CGNet: A Light-weight Context Guided Network for Semantic Segmentation

• Published in: IEEE transactions on image processing Vol. 30; p. 1
• Main Authors: Wu, Tianyi, Tang, Sheng, Rui, Zhang, Cao, Juan, Zhang, Yongdong
• Format: Journal Article
• Language: English
• Published: United States IEEE 01.01.2021; The Institute of Electrical and Electronics Engineers, Inc. (IEEE)
• Subjects: Computational modeling; Computer architecture; Context; Context Guided; Context modeling; Electronic devices; Global Context; Image segmentation; Mathematical models; Memory devices; Mobile handsets; Parameters; Post-production processing; Predictive models; Semantic Segmentation; Semantics; Surrounding Context
• ISSN: 1057-7149; 1941-0042; 1941-0042
• DOI: 10.1109/TIP.2020.3042065

The demand of applying semantic segmentation model on mobile devices has been increasing rapidly. Current state-of-the-art networks have enormous amount of parameters hence unsuitable for mobile devices, while other small memory footprint models follow the spirit of classification network and ignore the inherent characteristic of semantic segmentation. To tackle this problem, we propose a novel Context Guided Network (CGNet), which is a light-weight and efficient network for semantic segmentation. We first propose the Context Guided (CG) block, which learns the joint feature of both local feature and surrounding context effectively and efficiently, and further improves the joint feature with the global context.
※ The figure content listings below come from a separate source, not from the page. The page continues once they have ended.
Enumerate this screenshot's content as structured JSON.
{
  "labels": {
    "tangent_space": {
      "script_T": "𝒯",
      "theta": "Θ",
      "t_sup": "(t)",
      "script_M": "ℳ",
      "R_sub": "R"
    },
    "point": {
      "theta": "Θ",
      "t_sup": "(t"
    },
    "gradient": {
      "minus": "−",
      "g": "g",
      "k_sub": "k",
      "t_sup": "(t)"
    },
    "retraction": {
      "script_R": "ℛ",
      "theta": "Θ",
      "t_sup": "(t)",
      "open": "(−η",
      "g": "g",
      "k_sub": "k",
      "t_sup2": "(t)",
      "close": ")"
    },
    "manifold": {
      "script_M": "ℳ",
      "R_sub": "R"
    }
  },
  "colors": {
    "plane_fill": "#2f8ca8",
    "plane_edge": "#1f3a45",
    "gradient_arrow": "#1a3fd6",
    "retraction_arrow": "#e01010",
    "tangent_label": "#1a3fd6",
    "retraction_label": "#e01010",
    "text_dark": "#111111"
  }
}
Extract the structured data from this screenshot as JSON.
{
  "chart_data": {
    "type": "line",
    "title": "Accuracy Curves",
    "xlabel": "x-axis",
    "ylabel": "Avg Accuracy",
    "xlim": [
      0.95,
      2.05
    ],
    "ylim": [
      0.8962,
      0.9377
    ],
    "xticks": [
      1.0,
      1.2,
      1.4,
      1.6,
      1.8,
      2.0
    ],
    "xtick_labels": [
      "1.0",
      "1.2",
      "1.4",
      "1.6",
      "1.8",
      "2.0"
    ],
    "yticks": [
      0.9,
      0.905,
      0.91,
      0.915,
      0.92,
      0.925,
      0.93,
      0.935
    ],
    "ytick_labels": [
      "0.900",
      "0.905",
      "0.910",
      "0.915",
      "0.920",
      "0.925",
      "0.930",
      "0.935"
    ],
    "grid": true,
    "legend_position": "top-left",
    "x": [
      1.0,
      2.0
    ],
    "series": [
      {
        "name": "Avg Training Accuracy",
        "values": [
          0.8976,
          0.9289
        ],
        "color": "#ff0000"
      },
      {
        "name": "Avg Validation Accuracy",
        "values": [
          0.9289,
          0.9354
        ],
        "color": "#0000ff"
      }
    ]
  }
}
Based on the CG block, we develop CGNet which captures contextual information in all stages of the network. CGNet is specially tailored to exploit the inherent property of semantic segmentation and increase the segmentation accuracy. Moreover, CGNet is elaborately designed to reduce the number of parameters and save memory footprint. Under an equivalent number of parameters, the proposed CGNet significantly outperforms existing light-weight segmentation networks. Extensive experiments on Cityscapes and CamVid datasets verify the effectiveness of the proposed approach. Specifically, without any post-processing and multi-scale testing, the proposed CGNet achieves 64.8% mean IoU on Cityscapes with less than 0.5 M parameters.